Il disegno di legge sulle intercettazioni visto alla luce della Dottrina sociale della
Chiesa
In Italia, il disegno di legge sulle intercettazioni ha sollevato molti interrogativi
che, anche alla luce della Dottrina sociale della Chiesa, offrono diversi spunti di
riflessione. Uno degli aspetti rilevanti della proposta di legge è legato alla privacy,
il diritto alla riservatezza di dati personali. Il dibattito riguarda in particolare
la contrapposizione tra privacy, diritto di cronaca e attività dei giudici, come sottolinea
il prof. Antonio Maria Baggio, docente di Filosofia politica all’Istituto Universitario
Sophia di Loppiano intervistato da Luca Collodi:
R.
- Per il cittadino comune non c’è da temere per la privacy. Chi accetta un ruolo importante
deve "rassegnarsi", per il bene della democrazia e della funzione di controllo, a
vedere la propria privacy ridotta. Quando uno di questi cittadini ricopre una posizione
di potere rilevante, per forza di cose, deve accettare una ragionevole riduzione della
propria privacy perché è esposto di più e deve dare esempio di virtù civili e trasparenza,
non approfittare del suo ruolo.
D. - Un altro aspetto
riguarda il diritto all’informazione, con una forte protesta che arriva dai giornalisti…
R.
- Dal punto di vista della Dottrina sociale, oltre al dovere c’è anche un diritto
all’informazione. La Chiesa ha compiuto, nei confronti della democrazia, una scelta
che definirei di tipo dottrinale. Con il radiomessaggio di Pio XII nel 1944 si "abbracciò"

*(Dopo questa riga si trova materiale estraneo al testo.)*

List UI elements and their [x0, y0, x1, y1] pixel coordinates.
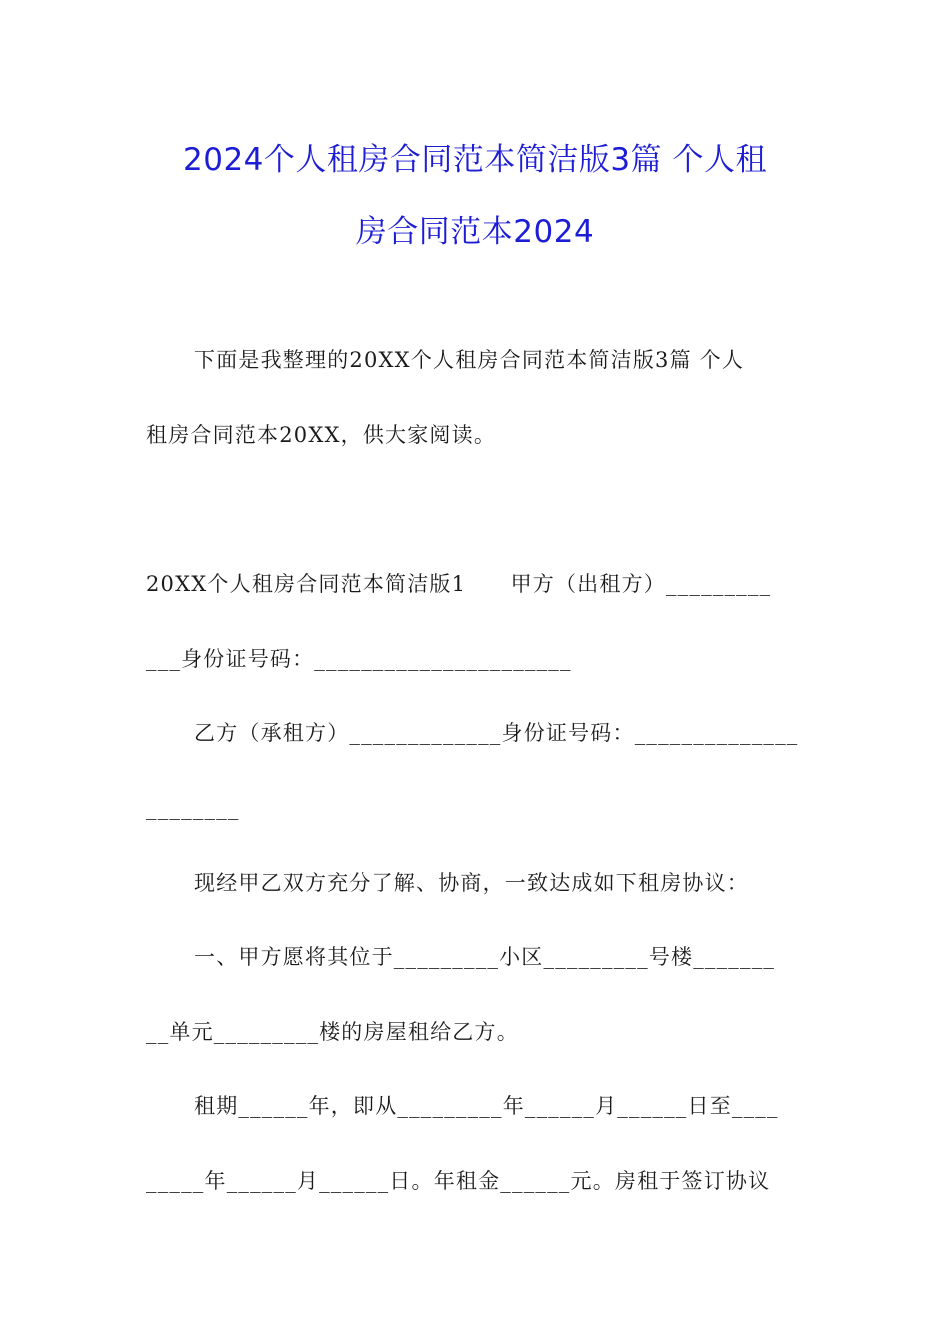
intro-paragraph-line-2: 租房合同范本20XX，供大家阅读。	[146, 423, 497, 447]
clause-1-line-2: __单元_________楼的房屋租给乙方。	[146, 1020, 519, 1044]
intro-paragraph-line-1: 下面是我整理的20XX个人租房合同范本简洁版3篇 个人	[194, 348, 745, 372]
lease-term-line-2: _____年______月______日。年租金______元。房租于签订协议	[146, 1169, 771, 1193]
party-b-line: 乙方（承租方）_____________身份证号码：______________	[194, 721, 799, 745]
document-title-line-2: 房合同范本2024	[355, 214, 595, 250]
party-a-line: 20XX个人租房合同范本简洁版1 甲方（出租方）_________	[146, 572, 772, 596]
party-a-id-line: ___身份证号码：______________________	[146, 647, 572, 671]
clause-1-line-1: 一、甲方愿将其位于_________小区_________号楼_______	[194, 945, 776, 969]
agreement-intro-line: 现经甲乙双方充分了解、协商，一致达成如下租房协议：	[194, 871, 749, 895]
document-title-line-1: 2024个人租房合同范本简洁版3篇 个人租	[183, 142, 767, 178]
party-b-id-continuation: ________	[146, 796, 240, 820]
lease-term-line-1: 租期______年，即从_________年______月______日至____	[194, 1094, 779, 1118]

la democrazia. Una cosa interessante, riandando ai motivi di questa scelta, è la descrizione
del Papa sulla situazione alla fine della seconda Guerra Mondiale: “I popoli – affermava
Pio XII – si sono risvegliati da un lungo torpore. Hanno preso, di fronte allo Stato,
un contegno nuovo, un interrogativo critico diffidente”. Questo elemento della critica
e della diffidenza è essenziale per il Papa per definire la nascita dell’atteggiamento
democratico. Oggi, noi non siamo in una situazione di guerra, però è importante ricordarsi
che il principio scelto per vivere insieme ha una componente di diffidenza basata
sull’informazione e sulla capacità di intervenire nei confronti di coloro che gestiscono
il potere. Le perplessità di fronte a questa legge sono di ordine dottrinale, di coscienza.
Non riguardano cioè la parte politica, il centrodestra che l’ha prodotta. L’impressione
è che ci sia un ceto politico che intende difendersi e questo va contro dei principi
di base della democrazia, perché si difende nel modo sbagliato: è una legge che limita
il potere d’indagine, e quindi della magistratura, e anche quello d’informazione.
D.
- Quindi, il ruolo della giustizia rischia, di fatto, una limitazione…
R.
- E’ una macchinosità che sostanzialmente toglie un potere d’indagine alla magistratura
perché, dal punto di vista della coscienza ecclesiale - quindi della dottrina sociale
cristiana - ci si deve porre delle domande. La Chiesa, nel corso del 1900, ha fatto
delle esperienze non sempre positive ma che hanno maturato una consapevolezza importante:
si è capito che bisogna difendere tutto l’uomo, altrimenti si perdono anche i diritti
religiosi. Ecco, allora, che gli strumenti della democrazia sono diventati sempre
più importanti per la Dottrina sociale cristiana. Ed ecco perché oggi si deve fare
anche una riflessione in termini dottrinari riguardo a queste leggi: non per attaccare
una parte politica, ma per mettere in rilievo i pericoli di riduzione della libertà
e dell’uguaglianza nella democrazia.